第35話

「え?そうなの?」


予想外の聖女の言葉に、思わずきょとんとしてしまう。

まぁ、表情筋は相変わらずだから周りの誰にもわからないだろうけど。


「はい。

最初浄化しろって言われた時は、勝手に召喚していきなり何言ってるのって腹も立ちましたけど。

それでも、神殿の人達は優しかったし、困ってるならそれくらいは良いかなって思って」


優しいなぁ。

私だったら突然そんな身勝手なこと言われたら、絶対ブチ切れて皆殺しにして逃げてるわ。

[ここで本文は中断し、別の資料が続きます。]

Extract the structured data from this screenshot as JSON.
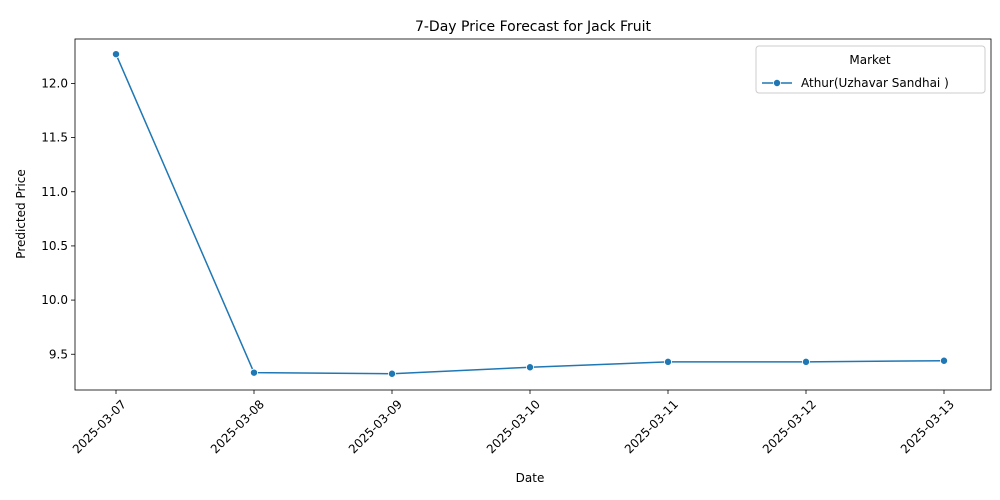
{
  "chart_data": {
    "type": "line",
    "title": "7-Day Price Forecast for Jack Fruit",
    "xlabel": "Date",
    "ylabel": "Predicted Price",
    "x": [
      "2025-03-07",
      "2025-03-08",
      "2025-03-09",
      "2025-03-10",
      "2025-03-11",
      "2025-03-12",
      "2025-03-13"
    ],
    "y_ticks": [
      "9.5",
      "10.0",
      "10.5",
      "11.0",
      "11.5",
      "12.0"
    ],
    "ylim": [
      9.17,
      12.41
    ],
    "series": [
      {
        "name": "Athur(Uzhavar Sandhai )",
        "values": [
          12.27,
          9.33,
          9.32,
          9.38,
          9.43,
          9.43,
          9.44
        ],
        "color": "#1f77b4",
        "marker": "circle"
      }
    ],
    "legend": {
      "title": "Market",
      "placement": "top-right"
    },
    "grid": false
  }
}
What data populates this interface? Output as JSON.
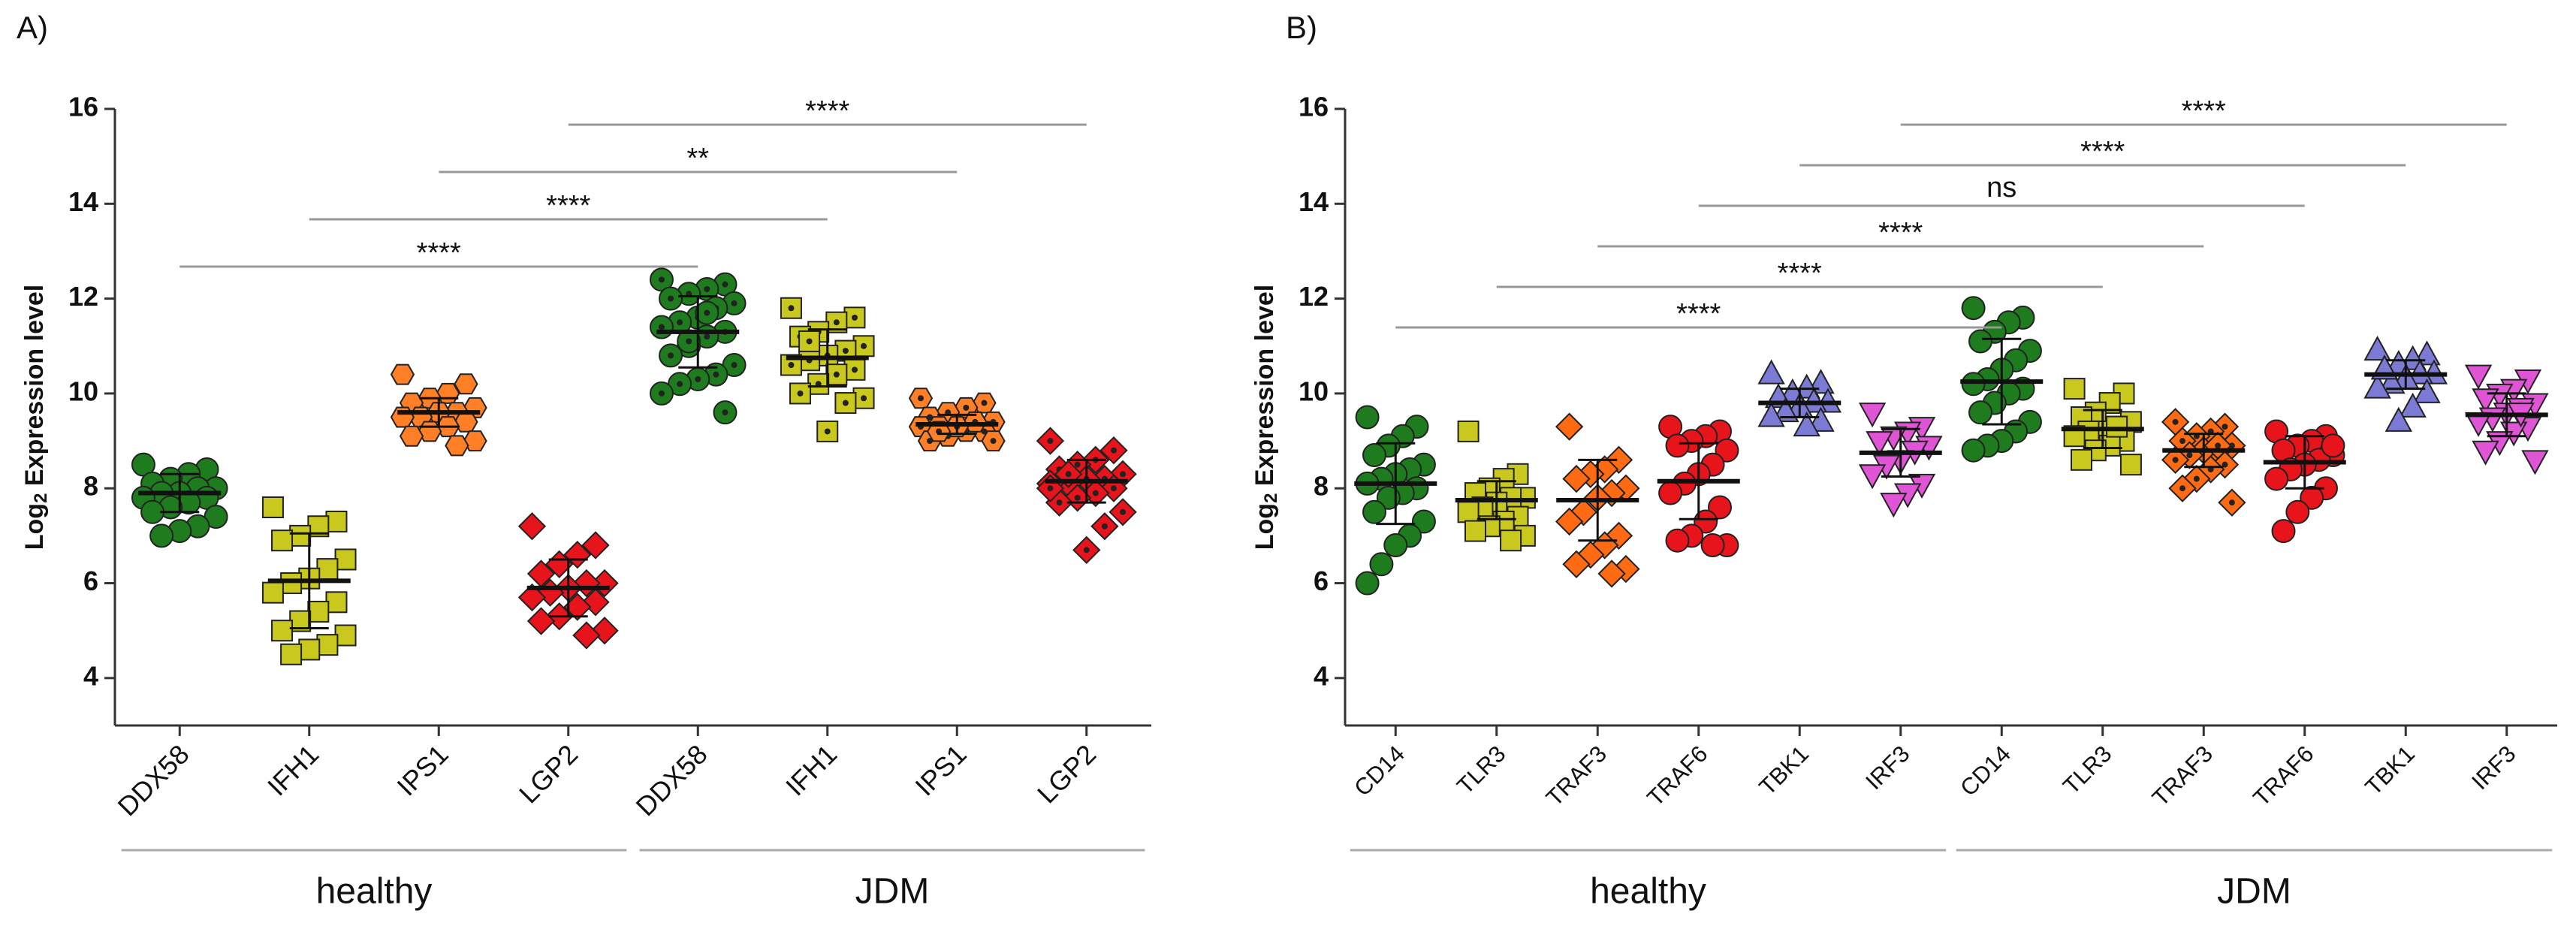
{
  "chart_data": [
    {
      "type": "dotplot",
      "title": "A)",
      "ylabel": [
        "Log",
        "2",
        " Expression level"
      ],
      "ylim": [
        3,
        16
      ],
      "yticks": [
        4,
        6,
        8,
        10,
        12,
        14,
        16
      ],
      "groups": [
        {
          "name": "healthy",
          "categories": [
            "DDX58",
            "IFH1",
            "IPS1",
            "LGP2"
          ]
        },
        {
          "name": "JDM",
          "categories": [
            "DDX58",
            "IFH1",
            "IPS1",
            "LGP2"
          ]
        }
      ],
      "series": [
        {
          "color": "#1e7b1e",
          "marker": "circle",
          "dotted": false,
          "mean": 7.9,
          "sd": 0.4,
          "values": [
            8.5,
            8.4,
            8.3,
            8.2,
            8.1,
            8.0,
            8.0,
            7.9,
            7.9,
            7.8,
            7.8,
            7.7,
            7.6,
            7.5,
            7.4,
            7.2,
            7.1,
            7.0
          ]
        },
        {
          "color": "#c8c81e",
          "marker": "square",
          "dotted": false,
          "mean": 6.05,
          "sd": 1.0,
          "values": [
            7.6,
            7.3,
            7.2,
            7.0,
            6.9,
            6.5,
            6.3,
            6.1,
            6.0,
            5.8,
            5.6,
            5.4,
            5.2,
            5.0,
            4.9,
            4.7,
            4.6,
            4.5
          ]
        },
        {
          "color": "#ff7f27",
          "marker": "hexagon",
          "dotted": false,
          "mean": 9.6,
          "sd": 0.3,
          "values": [
            10.4,
            10.2,
            10.0,
            9.9,
            9.8,
            9.7,
            9.6,
            9.6,
            9.5,
            9.5,
            9.4,
            9.3,
            9.2,
            9.1,
            9.0,
            8.9
          ]
        },
        {
          "color": "#e8141c",
          "marker": "diamond",
          "dotted": false,
          "mean": 5.9,
          "sd": 0.6,
          "values": [
            7.2,
            6.8,
            6.6,
            6.4,
            6.2,
            6.0,
            6.0,
            5.9,
            5.8,
            5.7,
            5.6,
            5.5,
            5.3,
            5.2,
            5.0,
            4.9
          ]
        },
        {
          "color": "#1e7b1e",
          "marker": "circle",
          "dotted": true,
          "mean": 11.3,
          "sd": 0.75,
          "values": [
            12.4,
            12.3,
            12.2,
            12.1,
            12.0,
            11.9,
            11.8,
            11.6,
            11.5,
            11.4,
            11.3,
            11.2,
            11.0,
            10.8,
            10.6,
            10.4,
            10.3,
            10.2,
            10.0,
            9.6,
            11.7,
            11.1
          ]
        },
        {
          "color": "#c8c81e",
          "marker": "square",
          "dotted": true,
          "mean": 10.75,
          "sd": 0.6,
          "values": [
            11.8,
            11.6,
            11.5,
            11.3,
            11.2,
            11.0,
            10.9,
            10.8,
            10.7,
            10.6,
            10.5,
            10.4,
            10.2,
            10.0,
            9.9,
            9.8,
            9.2,
            11.1
          ]
        },
        {
          "color": "#ff7f27",
          "marker": "hexagon",
          "dotted": true,
          "mean": 9.35,
          "sd": 0.2,
          "values": [
            9.9,
            9.8,
            9.7,
            9.6,
            9.5,
            9.4,
            9.4,
            9.3,
            9.3,
            9.3,
            9.2,
            9.2,
            9.1,
            9.0,
            9.0,
            9.4,
            9.3,
            9.2
          ]
        },
        {
          "color": "#e8141c",
          "marker": "diamond",
          "dotted": true,
          "mean": 8.15,
          "sd": 0.45,
          "values": [
            9.0,
            8.8,
            8.6,
            8.5,
            8.4,
            8.3,
            8.2,
            8.2,
            8.1,
            8.1,
            8.0,
            7.9,
            7.8,
            7.7,
            7.5,
            7.2,
            6.7,
            8.3,
            8.0
          ]
        }
      ],
      "comparisons": [
        {
          "from": 0,
          "to": 4,
          "label": "****"
        },
        {
          "from": 1,
          "to": 5,
          "label": "****"
        },
        {
          "from": 2,
          "to": 6,
          "label": "**"
        },
        {
          "from": 3,
          "to": 7,
          "label": "****"
        }
      ]
    },
    {
      "type": "dotplot",
      "title": "B)",
      "ylabel": [
        "Log",
        "2",
        " Expression level"
      ],
      "ylim": [
        3,
        16
      ],
      "yticks": [
        4,
        6,
        8,
        10,
        12,
        14,
        16
      ],
      "groups": [
        {
          "name": "healthy",
          "categories": [
            "CD14",
            "TLR3",
            "TRAF3",
            "TRAF6",
            "TBK1",
            "IRF3"
          ]
        },
        {
          "name": "JDM",
          "categories": [
            "CD14",
            "TLR3",
            "TRAF3",
            "TRAF6",
            "TBK1",
            "IRF3"
          ]
        }
      ],
      "series": [
        {
          "color": "#1e7b1e",
          "marker": "circle",
          "dotted": false,
          "mean": 8.1,
          "sd": 0.85,
          "values": [
            9.5,
            9.3,
            9.1,
            8.9,
            8.7,
            8.5,
            8.4,
            8.3,
            8.2,
            8.1,
            8.0,
            7.9,
            7.8,
            7.5,
            7.3,
            7.0,
            6.8,
            6.4,
            6.0
          ]
        },
        {
          "color": "#c8c81e",
          "marker": "square",
          "dotted": false,
          "mean": 7.75,
          "sd": 0.4,
          "values": [
            9.2,
            8.3,
            8.2,
            8.0,
            7.9,
            7.8,
            7.8,
            7.7,
            7.6,
            7.5,
            7.4,
            7.3,
            7.2,
            7.1,
            7.0,
            6.9
          ]
        },
        {
          "color": "#ff6a13",
          "marker": "diamond",
          "dotted": false,
          "mean": 7.75,
          "sd": 0.85,
          "values": [
            9.3,
            8.6,
            8.4,
            8.3,
            8.2,
            8.0,
            7.9,
            7.8,
            7.5,
            7.3,
            7.0,
            6.8,
            6.6,
            6.4,
            6.3,
            6.2
          ]
        },
        {
          "color": "#e8141c",
          "marker": "circle",
          "dotted": false,
          "mean": 8.15,
          "sd": 0.8,
          "values": [
            9.3,
            9.2,
            9.1,
            9.0,
            8.9,
            8.8,
            8.5,
            8.3,
            8.1,
            7.9,
            7.6,
            7.3,
            7.0,
            6.9,
            6.8,
            6.8
          ]
        },
        {
          "color": "#7b7bd6",
          "marker": "triangle-up",
          "dotted": false,
          "mean": 9.8,
          "sd": 0.3,
          "values": [
            10.4,
            10.2,
            10.1,
            10.0,
            9.9,
            9.8,
            9.8,
            9.7,
            9.6,
            9.5,
            9.4,
            9.3
          ]
        },
        {
          "color": "#e055d5",
          "marker": "triangle-down",
          "dotted": false,
          "mean": 8.75,
          "sd": 0.5,
          "values": [
            9.6,
            9.3,
            9.2,
            9.1,
            9.0,
            8.9,
            8.8,
            8.6,
            8.5,
            8.3,
            8.1,
            7.9,
            7.7
          ]
        },
        {
          "color": "#1e7b1e",
          "marker": "circle",
          "dotted": false,
          "mean": 10.25,
          "sd": 0.9,
          "values": [
            11.8,
            11.6,
            11.5,
            11.3,
            11.1,
            10.9,
            10.7,
            10.5,
            10.3,
            10.2,
            10.1,
            10.0,
            9.8,
            9.6,
            9.4,
            9.2,
            9.0,
            8.9,
            8.8
          ]
        },
        {
          "color": "#c8c81e",
          "marker": "square",
          "dotted": false,
          "mean": 9.25,
          "sd": 0.4,
          "values": [
            10.1,
            10.0,
            9.8,
            9.6,
            9.5,
            9.4,
            9.3,
            9.2,
            9.2,
            9.1,
            9.0,
            8.9,
            8.8,
            8.6,
            8.5,
            9.3
          ]
        },
        {
          "color": "#ff6a13",
          "marker": "diamond",
          "dotted": true,
          "mean": 8.8,
          "sd": 0.35,
          "values": [
            9.4,
            9.3,
            9.2,
            9.1,
            9.0,
            8.9,
            8.8,
            8.8,
            8.7,
            8.6,
            8.5,
            8.4,
            8.2,
            8.0,
            7.7,
            8.9
          ]
        },
        {
          "color": "#e8141c",
          "marker": "circle",
          "dotted": false,
          "mean": 8.55,
          "sd": 0.55,
          "values": [
            9.2,
            9.1,
            9.0,
            8.9,
            8.8,
            8.7,
            8.6,
            8.5,
            8.4,
            8.2,
            8.0,
            7.8,
            7.5,
            7.1,
            8.9
          ]
        },
        {
          "color": "#7b7bd6",
          "marker": "triangle-up",
          "dotted": false,
          "mean": 10.4,
          "sd": 0.3,
          "values": [
            10.9,
            10.8,
            10.7,
            10.6,
            10.5,
            10.4,
            10.4,
            10.3,
            10.2,
            10.1,
            10.0,
            9.7,
            9.4,
            10.5
          ]
        },
        {
          "color": "#e055d5",
          "marker": "triangle-down",
          "dotted": false,
          "mean": 9.55,
          "sd": 0.45,
          "values": [
            10.4,
            10.3,
            10.1,
            10.0,
            9.9,
            9.8,
            9.7,
            9.6,
            9.5,
            9.4,
            9.3,
            9.2,
            9.0,
            8.8,
            8.6,
            9.6
          ]
        }
      ],
      "comparisons": [
        {
          "from": 0,
          "to": 6,
          "label": "****"
        },
        {
          "from": 1,
          "to": 7,
          "label": "****"
        },
        {
          "from": 2,
          "to": 8,
          "label": "****"
        },
        {
          "from": 3,
          "to": 9,
          "label": "ns"
        },
        {
          "from": 4,
          "to": 10,
          "label": "****"
        },
        {
          "from": 5,
          "to": 11,
          "label": "****"
        }
      ]
    }
  ]
}
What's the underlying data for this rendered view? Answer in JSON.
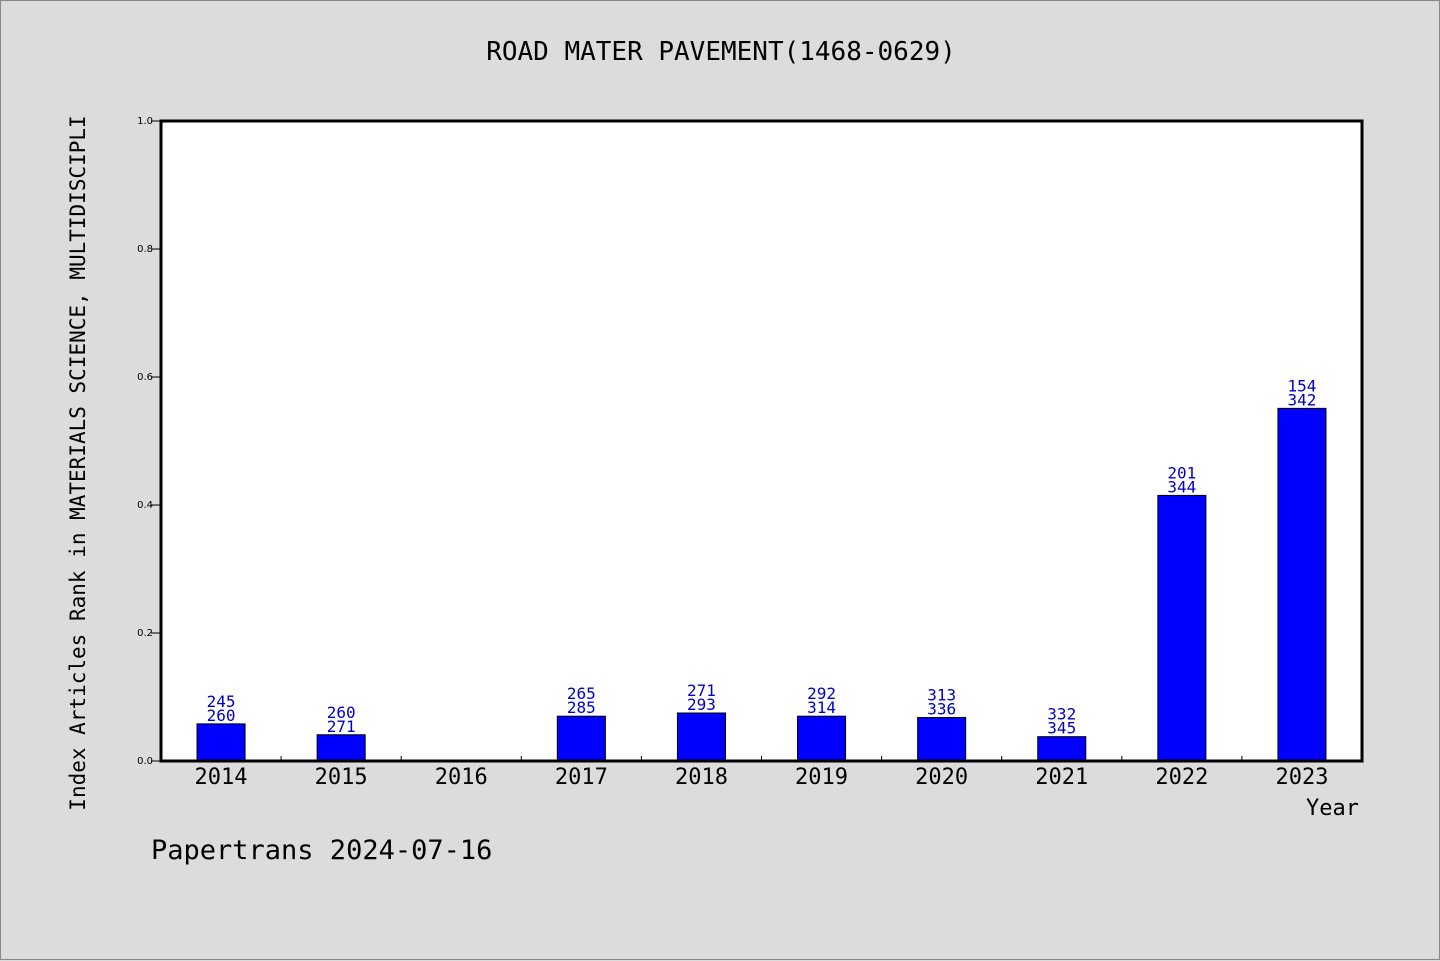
{
  "chart_data": {
    "type": "bar",
    "title": "ROAD MATER PAVEMENT(1468-0629)",
    "xlabel": "Year",
    "ylabel": "Index Articles Rank in MATERIALS SCIENCE, MULTIDISCIPLI",
    "ylim": [
      0,
      1.0
    ],
    "yticks": [
      "0.0",
      "0.2",
      "0.4",
      "0.6",
      "0.8",
      "1.0"
    ],
    "categories": [
      "2014",
      "2015",
      "2016",
      "2017",
      "2018",
      "2019",
      "2020",
      "2021",
      "2022",
      "2023"
    ],
    "values": [
      0.058,
      0.041,
      null,
      0.07,
      0.075,
      0.07,
      0.068,
      0.038,
      0.415,
      0.551
    ],
    "labels": [
      [
        "245",
        "260"
      ],
      [
        "260",
        "271"
      ],
      null,
      [
        "265",
        "285"
      ],
      [
        "271",
        "293"
      ],
      [
        "292",
        "314"
      ],
      [
        "313",
        "336"
      ],
      [
        "332",
        "345"
      ],
      [
        "201",
        "344"
      ],
      [
        "154",
        "342"
      ]
    ],
    "colors": {
      "bar": "#0000ff",
      "label": "#0000cc",
      "background": "#dcdcdc",
      "plot": "#ffffff"
    },
    "grid": false,
    "legend": "none"
  },
  "footer": "Papertrans 2024-07-16"
}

やっぱり聖女に選ばれるような子は、私みたいな壊れた化け物とは違うんだね。



そんなことを考えていた私の前で「でも……」と呟いた聖女が俯いたままフルフルと震えている。


「?」


「浄化が終わって、さぁこれからどうしようかなって考えてる時に、教皇様はなんて言ったと思います!?」


何故か突然聖女が怒り出した。

どうしたのよ急に。反抗期か?


「いきなり教皇様の息子と結婚しろとか言い出したんですよ!?

ルシウス様……あ、教皇様の息子さんなんの名前なんですけど。

ルシウス様には婚約者がいたのに、一方的にそれを破棄してあたしを新しい婚約者に勝手に決めたんです!」


あぁ、それは……。

ちらっと視線を向けた先で、陛下が頷く。


「恐らく神殿側としては聖女を手放したくないのだろうな。

そのための手段として、結婚で身内に取り込もうということだろう」


やっぱりそうだよね。

その教皇の考えてることは想像が付く。

聖女信仰の盛んな国で、その聖女を身内に取り込む利益は計り知れないもん。


「クラリス様は……。

あ、クラリス様って言うのがルシウス様の元々の婚約者の方なんですけどね。

突然この世界に来てしまったあたしにすごく良くしてくれた方で。

本当に、本当に優しくて立派な方なんです。

それなのに、教皇様もルシウス様もクラリス様をあっさり捨てて……。

あたし、それがどうしても許せなくて!!」


あぁ、なるほど。

それで神聖王国を出奔したってことか。

正直、この世界の価値観で考えたら珍しいことでもない気はするけど、日本人の価値観で考えたら腹も立つだろうしね。


「つまり、結婚が嫌で逃げ出して来たから匿って欲しいってことかな?」


私個人としては同じ日本人だし、匿うくらいは全然構わない。

だけど、仮にも教皇の息子。

つまりは時期教皇になるだろう男の婚約者を匿うとなると、神聖王国との関係が確実に悪化すると思うんだけど。

その辺は陛下はどう思ってるんだろう?


「あ、いえ、その。

匿って欲しいってわけじゃなくて……いや、匿って欲しいは欲しいんですけど……」


慌てたように首を振ったり頷いたりしている聖女。

感情表現が豊かで羨ましい限りだわ。


「えっとですね、その。

あたしもイシュレア王国に居させて欲しいのはそうなんですけど。

それよりも、まずはクラリス様を助けたくて。